Long after the COVID-19 pandemic was declared over and the federal government mentioned federal staff would return to in-person work, authorities constructing occupancy knowledge reveals that the Department of Labor headquarters had so few staff return that every worker had a mean allocation of 1600 sq. toes of workplace area. That’s significantly bigger than the average Washington, D.C., residence.
The Heritage Foundation’s Oversight Project obtained 11 pages of paperwork in response to a Freedom of Information Act request for occupancy knowledge for U.S. Department of Labor workplace buildings. The paperwork reveal low occupancy charges and low day by day common utilization of the division’s headquarters constructing, the Frances Perkins Building. (The Daily Signal is Heritage’s information and commentary outlet.)
In his 2022 State of the Union address, President Joe Biden acknowledged, “It’s time for America to get back to work and fill our great downtowns again with people.”
The federal Office of Management and Budget additional directed companies in April 2023 to replace their present telework insurance policies and set up up to date plans to enhance the return of federal employees to the office post-pandemic, following the administration’s declaration that the pandemic was over in April.
Monthly averages for workers’ use of the Frances Perkins Building reveal an allocation of roughly 1600 sq. toes per particular person, primarily based on the day by day common of staff in attendance.
The General Services Administration, as of 2011, had established a federal benchmark of 190 usable sq. toes per particular person.
Even with all of this unused actual property, the division has sought an additional $109 million in appropriations from Congress for the fiscal yr 2023.
This underlying lack of utilization of Labor’s headquarters constructing raises questions concerning the division’s dedication to sound monetary administration—having averaged simply 1015 staff per day in particular person within the month of September. For the prior 5 months, from April via August, the common was 949 per day. Previous data of historical utilization rates from 1996-2000 show about 3,000-4,000 staff and contractors a day.
This correlates to latest reporting from the Government Accountability Office from July highlighting the low utilization of many federal headquarters buildings all through 2023. One telling fact from the report: “Seventeen of the 24 federal agencies in GAO’s review used an estimated average 25% or less of their headquarters buildings’ capacity in a three-week sample period across January, February, and March of 2023.”
The report additionally acknowledged, “Underutilized office space has financial and environmental costs. Federal agencies spend about $2 billion a year to operate and maintain federal office buildings regardless of the buildings’ utilization.”
Further, a General Services Administration report from July 2022 highlighted common day by day occupancy charges of simply 29% for GSA-administered buildings. GSA additional acknowledged in the identical report, that solely “40% [of federal agencies] are using their occupancy and financial data to inform [financial and other operational] decisions.”
Previous FOIA requests by Heritage Foundation’s Oversight Project have highlighted that many companies should not in compliance with directives to get staff bodily again to work, haven’t up to date their telework insurance policies because the pandemic as directed, or just have failed to monitor constructing occupancy charges.

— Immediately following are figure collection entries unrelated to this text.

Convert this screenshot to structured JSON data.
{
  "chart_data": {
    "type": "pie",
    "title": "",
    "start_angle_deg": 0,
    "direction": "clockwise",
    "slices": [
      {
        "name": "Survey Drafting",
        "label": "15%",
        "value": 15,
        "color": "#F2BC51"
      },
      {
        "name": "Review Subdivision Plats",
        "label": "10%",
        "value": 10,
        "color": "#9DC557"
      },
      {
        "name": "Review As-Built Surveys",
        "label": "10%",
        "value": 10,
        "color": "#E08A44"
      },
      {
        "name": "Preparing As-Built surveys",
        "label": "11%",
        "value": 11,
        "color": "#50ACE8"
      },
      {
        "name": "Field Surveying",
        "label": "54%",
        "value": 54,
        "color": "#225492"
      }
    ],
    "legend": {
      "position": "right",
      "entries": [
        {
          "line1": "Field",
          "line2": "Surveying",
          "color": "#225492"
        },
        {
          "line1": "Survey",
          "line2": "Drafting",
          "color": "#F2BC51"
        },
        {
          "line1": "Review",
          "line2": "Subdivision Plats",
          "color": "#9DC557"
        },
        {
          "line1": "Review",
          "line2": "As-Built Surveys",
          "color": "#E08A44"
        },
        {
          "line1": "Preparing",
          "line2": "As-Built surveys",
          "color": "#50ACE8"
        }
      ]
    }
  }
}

The Department of Labor additional confirmed that 100% of staff within the division’s Office of the Inspector General are lined by telework agreements as of this previous April. This is of explicit concern, as inspectors normal are tasked with oversight of their respective departments and companies, which requires in-person investigations, coordination, and bodily presence at company areas.
The Department of Labor’s congressional funds paperwork state that the division “promotes the welfare of workers, job seekers, and retirees by helping them improve their skills, find work, and get back on their feet after job loss, injury, or illness.” This mission assertion is way faraway from financial actuality, as even the division itself has not managed to get its personal staff bodily again to the workplace post-pandemic.